Decision making under uncertainty

McInerney, Robert E.

January 2014

Operating and interacting in an environment requires the ability to manage uncertainty and to choose definite courses of action. In this thesis we look to Bayesian probability theory as the means to achieve the former, and find that through rigorous application of the rules it prescribes we can, in theory, solve problems of decision making under uncertainty. Unfortunately such methodology is intractable in realworld problems, and thus approximation of one form or another is inevitable. Many techniques make use of heuristic procedures for managing uncertainty. We note that such methods suffer unreliable performance and rely on the specification of ad-hoc variables.
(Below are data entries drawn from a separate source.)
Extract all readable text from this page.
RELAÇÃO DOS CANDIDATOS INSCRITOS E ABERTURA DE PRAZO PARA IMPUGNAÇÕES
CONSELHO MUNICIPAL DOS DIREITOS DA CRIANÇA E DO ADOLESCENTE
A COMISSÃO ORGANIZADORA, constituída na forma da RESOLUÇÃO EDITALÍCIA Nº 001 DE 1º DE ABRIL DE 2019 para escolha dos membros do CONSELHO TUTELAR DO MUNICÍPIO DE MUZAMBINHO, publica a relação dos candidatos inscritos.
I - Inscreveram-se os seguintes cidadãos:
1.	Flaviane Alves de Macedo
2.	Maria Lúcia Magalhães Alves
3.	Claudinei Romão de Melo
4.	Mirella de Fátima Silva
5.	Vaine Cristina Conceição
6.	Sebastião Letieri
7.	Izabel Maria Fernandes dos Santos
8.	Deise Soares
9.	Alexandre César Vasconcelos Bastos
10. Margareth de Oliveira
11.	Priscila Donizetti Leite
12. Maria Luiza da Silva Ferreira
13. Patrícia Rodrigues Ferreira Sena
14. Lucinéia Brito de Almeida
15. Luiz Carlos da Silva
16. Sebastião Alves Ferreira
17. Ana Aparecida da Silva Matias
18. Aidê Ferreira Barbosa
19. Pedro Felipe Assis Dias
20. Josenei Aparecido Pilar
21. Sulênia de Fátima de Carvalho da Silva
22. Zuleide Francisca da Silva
Performance is often judged according to long-term asymptotic performance measures which we also believe ignores the most complex and relevant parts of the problem domain. We therefore look to develop principled approximate methods that preserve the meaning of Bayesian theory but operate with the scalability of heuristics. We start doing this by looking at function approximation in continuous state and action spaces using Gaussian Processes. We develop a novel family of covariance functions which allow tractable inference methods to accommodate some of the uncertainty lost by not following full Bayesian inference. We also investigate the exploration versus exploitation tradeoff in the context of the Multi-Armed Bandit, and demonstrate that principled approximations behave close to optimal behaviour and perform significantly better than heuristics on a range of experimental test beds.